2864 Andrei Elkin	2009-06-15
      Bug #37714  rpl.rpl_heartbeat fails sporadically in pushbuild due to timeout 
      
      The reason of the bug is a feature of pthread_cond_timedwait() having a time window
      in between of the timer elapsed that wakes up the thread and
      the thread re-acquired the mutex. There could be signals sent to the dump thread at
      times of the interval so that the dump thread was not aware of updating of the
      binlog and continued to stay in the loop.
            
      Fixed by augmenting MYSQL_BIN_LOG class with a counter that is checked before and
      after the wake-up to catch the fact of the binlog got updated.
[16 Jun 14:51] Bugs System
A patch for this bug has been committed. After review, it may
be pushed to the relevant source trees for release in the next
version. You can access the patch from:

  http://lists.mysql.com/commits/76388

2866 Andrei Elkin	2009-06-16
      Bug #37714 rpl.rpl_heartbeat fails sporadically in pushbuild due to timeout
      
      rpl_backup_multi revealed the assert
      DBUG_ASSERT(ret == 0 && signal_cnt != mysql_bin_log.signal_cnt || thd->killed)
      does not hold in a case of multiple dump threads.

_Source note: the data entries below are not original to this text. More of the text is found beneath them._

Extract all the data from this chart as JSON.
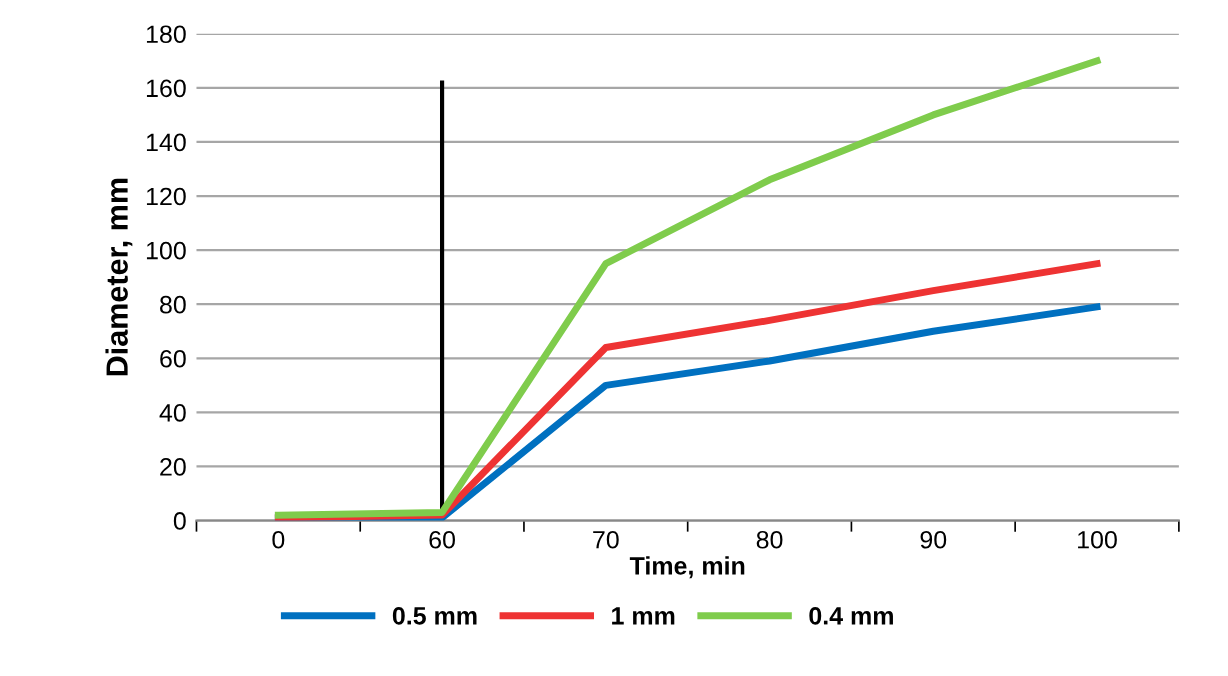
{
  "chart_data": {
    "type": "line",
    "xlabel": "Time, min",
    "ylabel": "Diameter, mm",
    "categories": [
      "0",
      "60",
      "70",
      "80",
      "90",
      "100"
    ],
    "series": [
      {
        "name": "0.5 mm",
        "color": "#0070c0",
        "values": [
          1,
          1,
          50,
          59,
          70,
          79
        ]
      },
      {
        "name": "1 mm",
        "color": "#ee3333",
        "values": [
          1,
          2,
          64,
          74,
          85,
          95
        ]
      },
      {
        "name": "0.4 mm",
        "color": "#7fcc4c",
        "values": [
          2,
          3,
          95,
          126,
          150,
          170
        ]
      },
      {
        "color": "#000000",
        "x": [
          "60",
          "60"
        ],
        "values": [
          0,
          162
        ]
      }
    ],
    "ylim": [
      0,
      180
    ],
    "yticks": [
      0,
      20,
      40,
      60,
      80,
      100,
      120,
      140,
      160,
      180
    ],
    "grid": "y",
    "legend": "bottom",
    "marker": "none",
    "line_style": "solid"
  }
}
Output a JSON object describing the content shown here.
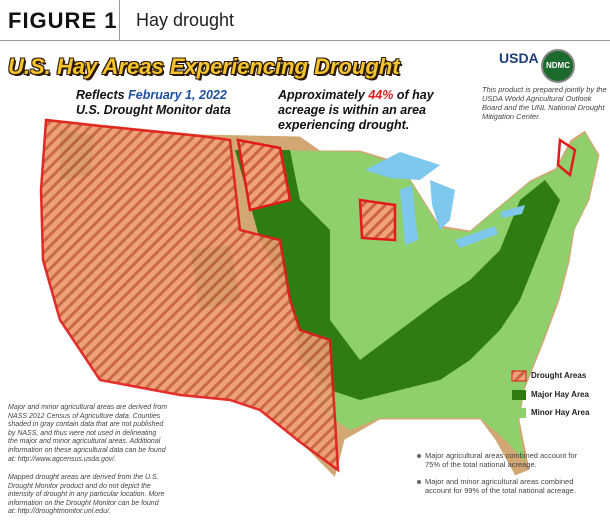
{
  "header": {
    "figure": "FIGURE 1",
    "title": "Hay drought"
  },
  "map": {
    "title": "U.S. Hay Areas Experiencing Drought",
    "reflects": {
      "prefix": "Reflects",
      "date": "February 1, 2022",
      "source": "U.S. Drought Monitor data"
    },
    "annotation": {
      "prefix": "Approximately",
      "share": "44%",
      "line1_rest": "of hay",
      "line2": "acreage is within an area",
      "line3": "experiencing drought."
    },
    "logos": {
      "usda": "USDA",
      "ndmc": "NDMC"
    },
    "credit": [
      "This product is prepared jointly by the",
      "USDA World Agricultural Outlook",
      "Board and the UNL National Drought",
      "Mitigation Center."
    ],
    "legend": [
      "Drought Areas",
      "Major Hay Area",
      "Minor Hay Area"
    ],
    "notes": [
      [
        "Major and minor agricultural areas are derived from",
        "NASS 2012 Census of Agriculture data.  Counties",
        "shaded in gray contain data that are not published",
        "by NASS, and thus were not used in delineating",
        "the major and minor agricultural areas.  Additional",
        "information on these agricultural data can be found",
        "at:  http://www.agcensus.usda.gov/."
      ],
      [
        "Mapped drought areas are derived from the U.S.",
        "Drought Monitor product and do not depict the",
        "intensity of drought in any particular location.  More",
        "information on the Drought Monitor can be found",
        "at:  http://droughtmonitor.unl.edu/."
      ]
    ],
    "bullets": [
      [
        "Major agricultural areas combined account for",
        "75% of the total national acreage."
      ],
      [
        "Major and minor agricultural areas combined",
        "account for 99% of the total national acreage."
      ]
    ]
  }
}
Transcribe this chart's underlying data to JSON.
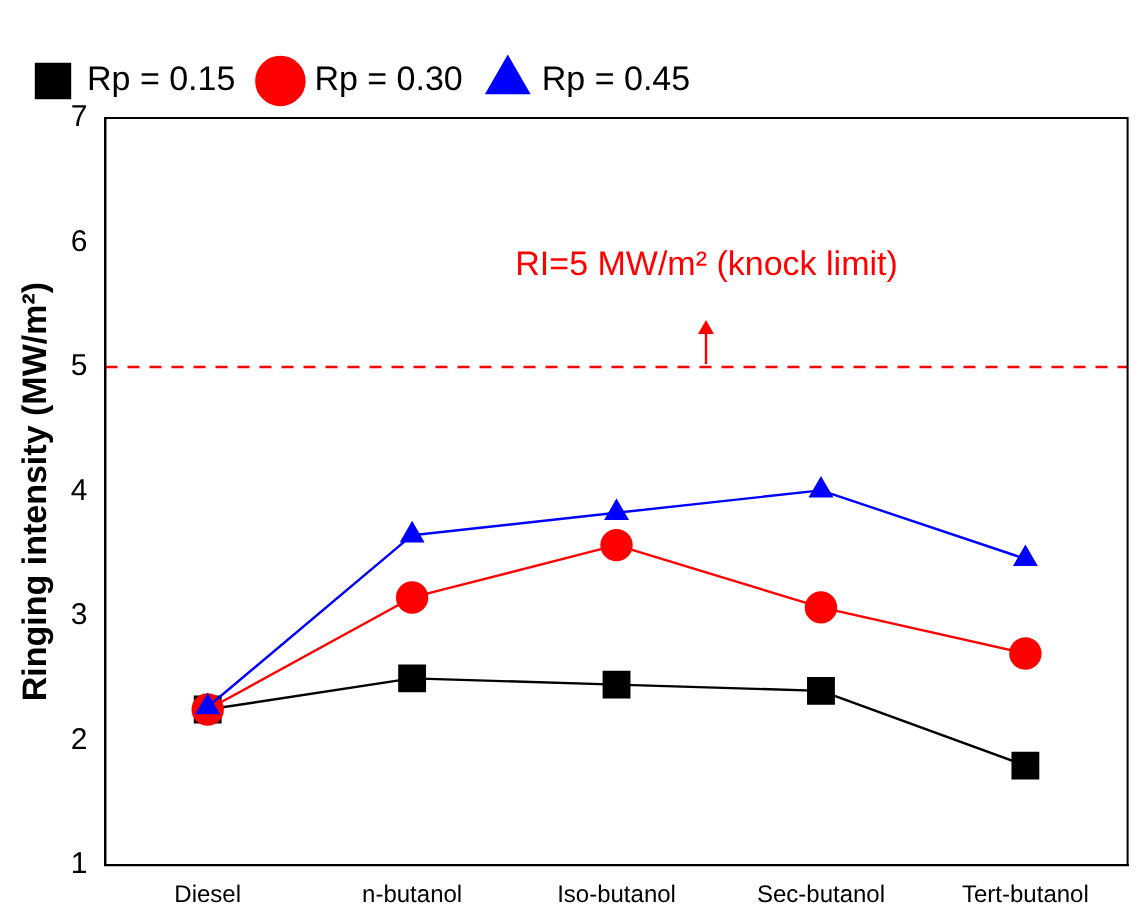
{
  "chart_data": {
    "type": "line",
    "ylabel": "Ringing intensity (MW/m²)",
    "categories": [
      "Diesel",
      "n-butanol",
      "Iso-butanol",
      "Sec-butanol",
      "Tert-butanol"
    ],
    "series": [
      {
        "name": "Rp = 0.15",
        "color": "#000000",
        "marker": "square",
        "values": [
          2.25,
          2.5,
          2.45,
          2.4,
          1.8
        ]
      },
      {
        "name": "Rp = 0.30",
        "color": "#ff0000",
        "marker": "circle",
        "values": [
          2.25,
          3.15,
          3.57,
          3.07,
          2.7
        ]
      },
      {
        "name": "Rp = 0.45",
        "color": "#0000ff",
        "marker": "triangle",
        "values": [
          2.27,
          3.65,
          3.83,
          4.01,
          3.46
        ]
      }
    ],
    "ylim": [
      1,
      7
    ],
    "yticks": [
      1,
      2,
      3,
      4,
      5,
      6,
      7
    ],
    "grid": false,
    "legend": "top left",
    "line_style": "solid",
    "ref_lines": [
      {
        "axis": "y",
        "value": 5,
        "label": "RI=5 MW/m² (knock limit)",
        "color": "#ff0000",
        "line_style": "dashed"
      }
    ]
  }
}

A waiting for binlog update
      thread can catch a broad-cast signal without the binlog having actually refreshed.
      
      The assert is removed.
[19 Jun 9:54] Bugs System
Pushed into 5.4.4-alpha (revid:zhenxing.he@sun.com-20090619074435-4mlfkqqol4nzpq10)
(version source revid:zhenxing.he@sun.com-20090619074435-4mlfkqqol4nzpq10) (merge vers:
5.4.4-alpha) (pib:11)
[24 Jun 13:09] Jon Stephens
Test failure only, no user-facing changes to document. Closed.

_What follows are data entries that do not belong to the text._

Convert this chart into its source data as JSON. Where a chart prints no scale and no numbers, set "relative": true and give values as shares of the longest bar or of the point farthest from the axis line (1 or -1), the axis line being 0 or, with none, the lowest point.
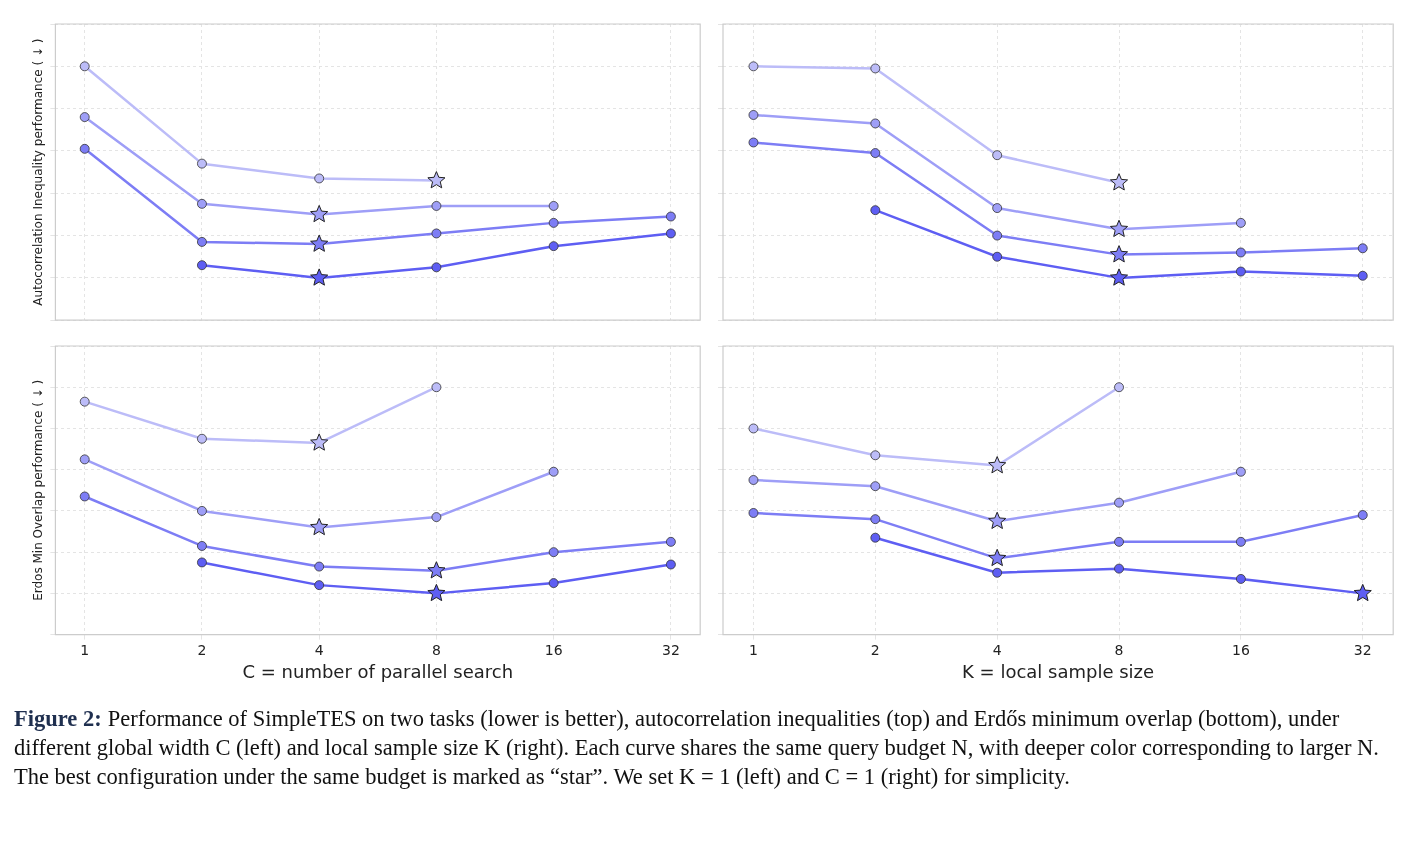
{
  "chart_data": [
    {
      "type": "line",
      "relative": true,
      "ylabel": "Autocorrelation Inequality performance ( ↓ )",
      "categories": [
        "1",
        "2",
        "4",
        "8",
        "16",
        "32"
      ],
      "grid": true,
      "tick_labels": false,
      "series": [
        {
          "color": "#bcbcf8",
          "marker": "circle",
          "values": [
            1,
            0.54,
            0.47,
            0.46,
            null,
            null
          ]
        },
        {
          "color": "#9e9ef7",
          "marker": "circle",
          "values": [
            0.76,
            0.35,
            0.3,
            0.34,
            0.34,
            null
          ]
        },
        {
          "color": "#7d7df5",
          "marker": "circle",
          "values": [
            0.61,
            0.17,
            0.16,
            0.21,
            0.26,
            0.29
          ]
        },
        {
          "color": "#5e5ef3",
          "marker": "circle",
          "values": [
            null,
            0.06,
            0,
            0.05,
            0.15,
            0.21
          ]
        },
        {
          "type": "scatter",
          "marker": "star",
          "x": [
            "8",
            "4",
            "4",
            "4"
          ],
          "colors": [
            "#bcbcf8",
            "#9e9ef7",
            "#7d7df5",
            "#5e5ef3"
          ],
          "values": [
            0.46,
            0.3,
            0.16,
            0
          ]
        }
      ]
    },
    {
      "type": "line",
      "relative": true,
      "categories": [
        "1",
        "2",
        "4",
        "8",
        "16",
        "32"
      ],
      "grid": true,
      "tick_labels": false,
      "series": [
        {
          "color": "#bcbcf8",
          "marker": "circle",
          "values": [
            1,
            0.99,
            0.58,
            0.45,
            null,
            null
          ]
        },
        {
          "color": "#9e9ef7",
          "marker": "circle",
          "values": [
            0.77,
            0.73,
            0.33,
            0.23,
            0.26,
            null
          ]
        },
        {
          "color": "#7d7df5",
          "marker": "circle",
          "values": [
            0.64,
            0.59,
            0.2,
            0.11,
            0.12,
            0.14
          ]
        },
        {
          "color": "#5e5ef3",
          "marker": "circle",
          "values": [
            null,
            0.32,
            0.1,
            0,
            0.03,
            0.01
          ]
        },
        {
          "type": "scatter",
          "marker": "star",
          "x": [
            "8",
            "8",
            "8",
            "8"
          ],
          "colors": [
            "#bcbcf8",
            "#9e9ef7",
            "#7d7df5",
            "#5e5ef3"
          ],
          "values": [
            0.45,
            0.23,
            0.11,
            0
          ]
        }
      ]
    },
    {
      "type": "line",
      "relative": true,
      "ylabel": "Erdos Min Overlap performance ( ↓ )",
      "xlabel": "C = number of parallel search",
      "categories": [
        "1",
        "2",
        "4",
        "8",
        "16",
        "32"
      ],
      "grid": true,
      "tick_labels": "x",
      "series": [
        {
          "color": "#bcbcf8",
          "marker": "circle",
          "values": [
            0.93,
            0.75,
            0.73,
            1,
            null,
            null
          ]
        },
        {
          "color": "#9e9ef7",
          "marker": "circle",
          "values": [
            0.65,
            0.4,
            0.32,
            0.37,
            0.59,
            null
          ]
        },
        {
          "color": "#7d7df5",
          "marker": "circle",
          "values": [
            0.47,
            0.23,
            0.13,
            0.11,
            0.2,
            0.25
          ]
        },
        {
          "color": "#5e5ef3",
          "marker": "circle",
          "values": [
            null,
            0.15,
            0.04,
            0,
            0.05,
            0.14
          ]
        },
        {
          "type": "scatter",
          "marker": "star",
          "x": [
            "4",
            "4",
            "8",
            "8"
          ],
          "colors": [
            "#bcbcf8",
            "#9e9ef7",
            "#7d7df5",
            "#5e5ef3"
          ],
          "values": [
            0.73,
            0.32,
            0.11,
            0
          ]
        }
      ]
    },
    {
      "type": "line",
      "relative": true,
      "xlabel": "K = local sample size",
      "categories": [
        "1",
        "2",
        "4",
        "8",
        "16",
        "32"
      ],
      "grid": true,
      "tick_labels": "x",
      "series": [
        {
          "color": "#bcbcf8",
          "marker": "circle",
          "values": [
            0.8,
            0.67,
            0.62,
            1,
            null,
            null
          ]
        },
        {
          "color": "#9e9ef7",
          "marker": "circle",
          "values": [
            0.55,
            0.52,
            0.35,
            0.44,
            0.59,
            null
          ]
        },
        {
          "color": "#7d7df5",
          "marker": "circle",
          "values": [
            0.39,
            0.36,
            0.17,
            0.25,
            0.25,
            0.38
          ]
        },
        {
          "color": "#5e5ef3",
          "marker": "circle",
          "values": [
            null,
            0.27,
            0.1,
            0.12,
            0.07,
            0
          ]
        },
        {
          "type": "scatter",
          "marker": "star",
          "x": [
            "4",
            "4",
            "4",
            "32"
          ],
          "colors": [
            "#bcbcf8",
            "#9e9ef7",
            "#7d7df5",
            "#5e5ef3"
          ],
          "values": [
            0.62,
            0.35,
            0.17,
            0
          ]
        }
      ],
      "annotations": [
        "Figure 2:",
        "Performance of SimpleTES on two tasks (lower is better), autocorrelation inequalities (top) and Erdős minimum overlap (bottom), under different global width C (left) and local sample size K (right). Each curve shares the same query budget N, with deeper color corresponding to larger N. The best configuration under the same budget is marked as “star”. We set K = 1 (left) and C = 1 (right) for simplicity."
      ]
    }
  ]
}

[27 Oct 10:17] Bugs System
A patch for this bug has been committed. After review, it may
be pushed to the relevant source trees for release in the next
version. You can access the patch from:

  http://lists.mysql.com/commits/88270

3137 He Zhenxing	2009-10-27
      Backport Bug #37714 rpl.rpl_heartbeat fails sporadically in pushbuild due to
timeout
      
      rpl_backup_multi revealed the assert
      DBUG_ASSERT(ret == 0 && signal_cnt != mysql_bin_log.signal_cnt || thd->killed)

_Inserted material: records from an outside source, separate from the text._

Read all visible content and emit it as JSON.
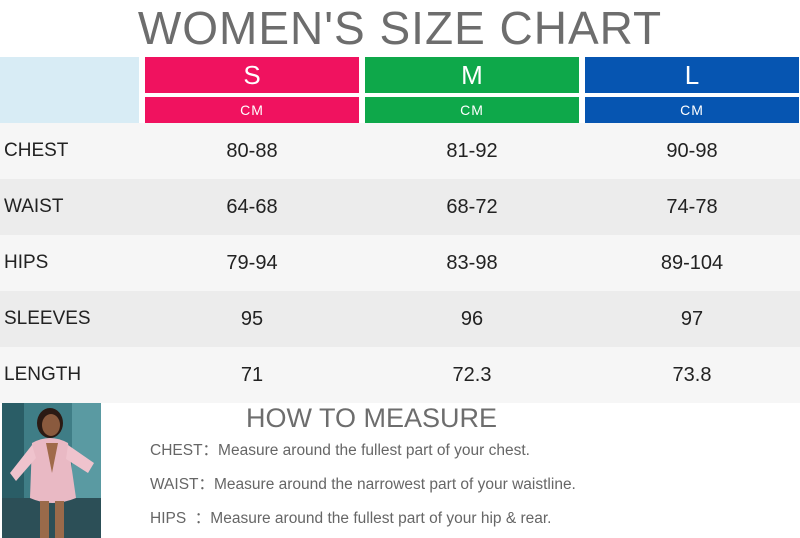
{
  "title": "WOMEN'S SIZE CHART",
  "sizes": [
    {
      "label": "S",
      "unit": "CM",
      "color": "#f0125f"
    },
    {
      "label": "M",
      "unit": "CM",
      "color": "#0ea84a"
    },
    {
      "label": "L",
      "unit": "CM",
      "color": "#0655b1"
    }
  ],
  "rows": [
    {
      "label": "CHEST",
      "values": [
        "80-88",
        "81-92",
        "90-98"
      ]
    },
    {
      "label": "WAIST",
      "values": [
        "64-68",
        "68-72",
        "74-78"
      ]
    },
    {
      "label": "HIPS",
      "values": [
        "79-94",
        "83-98",
        "89-104"
      ]
    },
    {
      "label": "SLEEVES",
      "values": [
        "95",
        "96",
        "97"
      ]
    },
    {
      "label": "LENGTH",
      "values": [
        "71",
        "72.3",
        "73.8"
      ]
    }
  ],
  "how_to_measure": {
    "title": "HOW TO MEASURE",
    "items": [
      {
        "key": "CHEST：",
        "text": "Measure around the fullest part of your chest."
      },
      {
        "key": "WAIST：",
        "text": "Measure around the narrowest part of your waistline."
      },
      {
        "key": "HIPS  ：",
        "text": "Measure around the fullest part of your hip & rear."
      }
    ]
  }
}
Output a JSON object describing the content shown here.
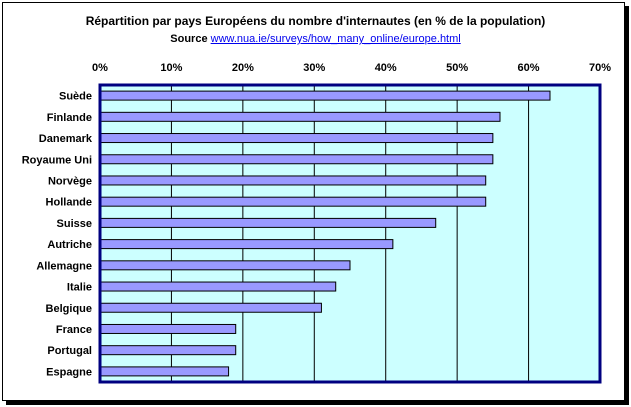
{
  "chart_data": {
    "type": "bar",
    "orientation": "horizontal",
    "title": "Répartition par pays Européens du nombre d'internautes (en % de la population)",
    "source_label": "Source",
    "source_url": "www.nua.ie/surveys/how_many_online/europe.html",
    "categories": [
      "Suède",
      "Finlande",
      "Danemark",
      "Royaume Uni",
      "Norvège",
      "Hollande",
      "Suisse",
      "Autriche",
      "Allemagne",
      "Italie",
      "Belgique",
      "France",
      "Portugal",
      "Espagne"
    ],
    "values": [
      63,
      56,
      55,
      55,
      54,
      54,
      47,
      41,
      35,
      33,
      31,
      19,
      19,
      18
    ],
    "xlim": [
      0,
      70
    ],
    "xticks": [
      "0%",
      "10%",
      "20%",
      "30%",
      "40%",
      "50%",
      "60%",
      "70%"
    ],
    "tick_position": "top",
    "grid": true,
    "colors": {
      "plot_background": "#ccffff",
      "bar_fill": "#9999ff",
      "bar_stroke": "#000000",
      "plot_border": "#000080",
      "gridline": "#000000"
    }
  }
}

      does not hold in a case of multiple dump threads. A waiting for binlog update
      thread can catch a broad-cast signal without the binlog having actually refreshed
      
      The assert is removed.
     @ sql/sql_repl.cc
        assert does not hold in a case of multiple dump threads. A waiting for binlog
update thread can catch a broad-cast signal without the binlog having actually refreshed.